Hamiltonian Quantization of Chern-Simons theory with SL(2,C) Group

TL;DR

This paper develops a unitary representation of the algebra of observables in Chern-Simons theory with the SL(2,C) group, using combinatorial quantization and spin-network techniques, linking it to quantum Lorentz group representations.

Contribution

It constructs a novel unitary representation of the observable algebra in SL(2,C) Chern-Simons theory via combinatorial quantization and spin-networks, advancing the understanding of quantum Lorentz group applications.

Findings

Constructed a unitary representation on a Hilbert space of spin-networks.

Linked puncture insertions to massive spinning particles in de Sitter space.

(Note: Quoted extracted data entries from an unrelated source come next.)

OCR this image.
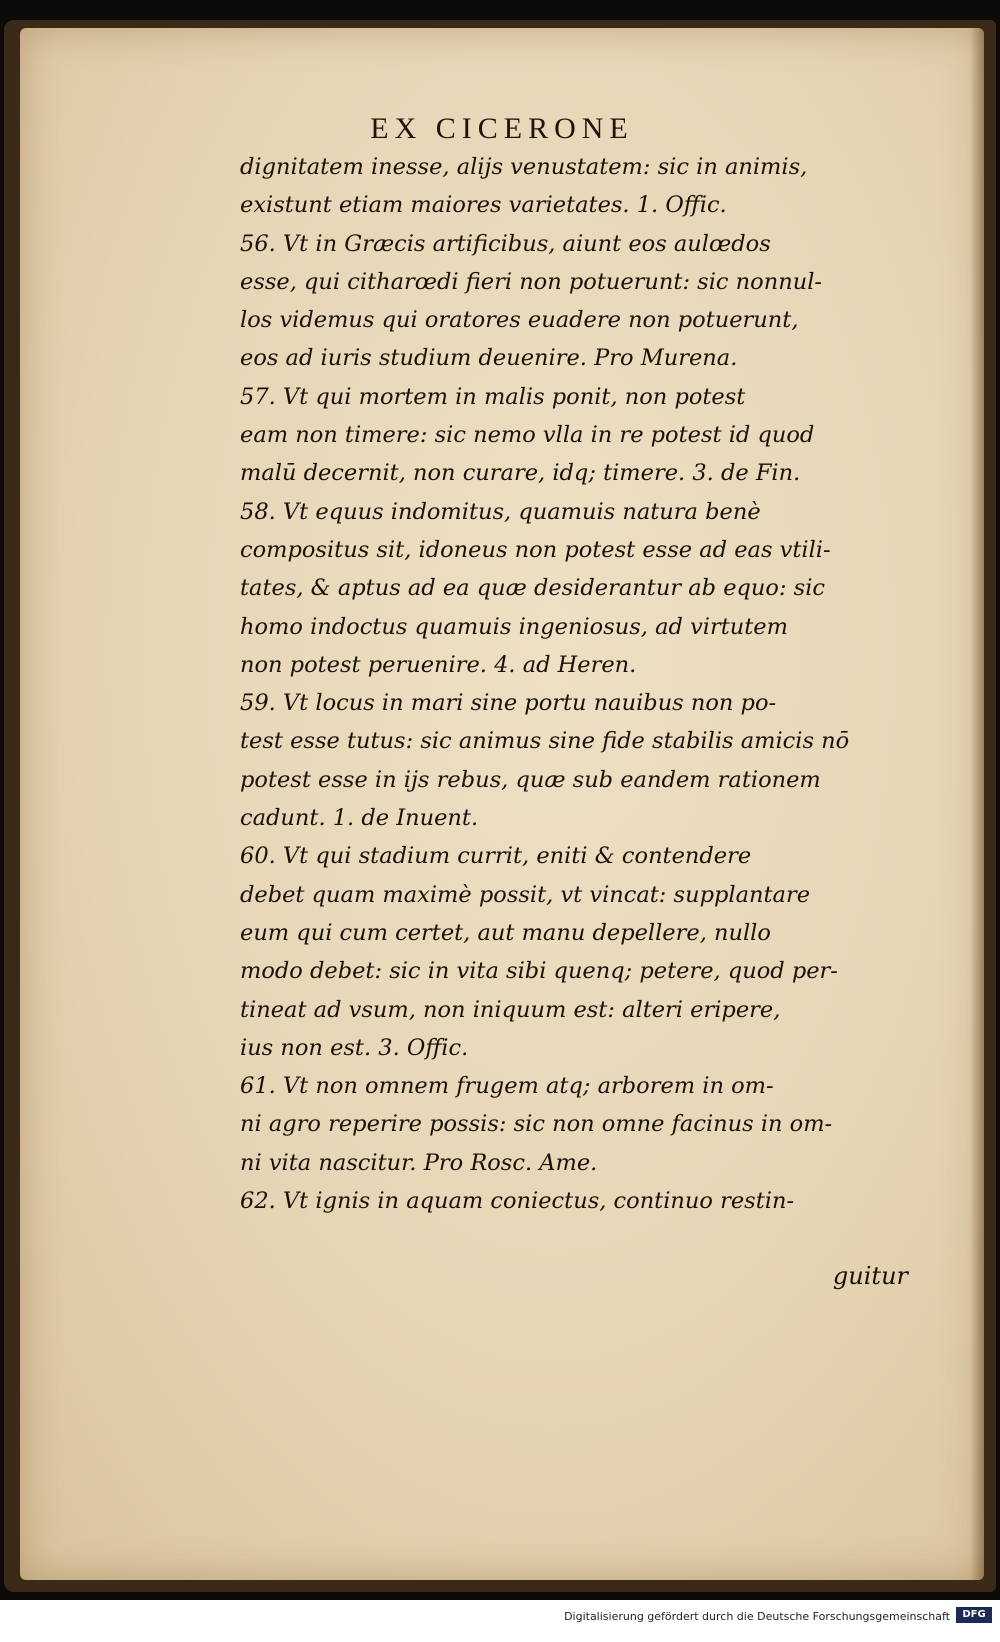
EX CICERONE
dignitatem inesse, alijs venustatem: sic in animis,
existunt etiam maiores varietates. 1. Offic.
56. Vt in Græcis artificibus, aiunt eos aulœdos
esse, qui citharœdi fieri non potuerunt: sic nonnul-
los videmus qui oratores euadere non potuerunt,
eos ad iuris studium deuenire. Pro Murena.
57. Vt qui mortem in malis ponit, non potest
eam non timere: sic nemo vlla in re potest id quod
malū decernit, non curare, idq; timere. 3. de Fin.
58. Vt equus indomitus, quamuis natura benè
compositus sit, idoneus non potest esse ad eas vtili-
tates, & aptus ad ea quæ desiderantur ab equo: sic
homo indoctus quamuis ingeniosus, ad virtutem
non potest peruenire. 4. ad Heren.
59. Vt locus in mari sine portu nauibus non po-
test esse tutus: sic animus sine fide stabilis amicis nō
potest esse in ijs rebus, quæ sub eandem rationem
cadunt. 1. de Inuent.
60. Vt qui stadium currit, eniti & contendere
debet quam maximè possit, vt vincat: supplantare
eum qui cum certet, aut manu depellere, nullo
modo debet: sic in vita sibi quenq; petere, quod per-
tineat ad vsum, non iniquum est: alteri eripere,
ius non est. 3. Offic.
61. Vt non omnem frugem atq; arborem in om-
ni agro reperire possis: sic non omne facinus in om-
ni vita nascitur. Pro Rosc. Ame.
62. Vt ignis in aquam coniectus, continuo restin-
guitur
Digitalisierung gefördert durch die Deutsche Forschungsgemeinschaft	DFG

Proved unitarity using properties of intertwiners and Clebsch-Gordan decomposition.

Abstract

We analyze the hamiltonian quantization of Chern-Simons theory associated to the universal covering of the Lorentz group SO(3,1). The algebra of observables is generated by finite dimensional spin networks drawn on a punctured topological surface. Our main result is a construction of a unitary representation of this algebra. For this purpose, we use the formalism of combinatorial quantization of Chern-Simons theory, i.e we quantize the algebra of polynomial functions on the space of flat SL(2,C)-connections on a topological surface with punctures. This algebra admits a unitary representation acting on an Hilbert space which consists in wave packets of spin-networks associated to principal unitary representations of the quantum Lorentz group. This representation is constructed using only Clebsch-Gordan decomposition of a tensor product of a finite dimensional representation with a principal unitary representation. The proof of unitarity of this representation is non trivial and is a consequence of properties of intertwiners which are studied in depth. We analyze the relationship between the insertion of a puncture colored with a principal representation and the presence of a world-line of a massive spinning particle in de Sitter space.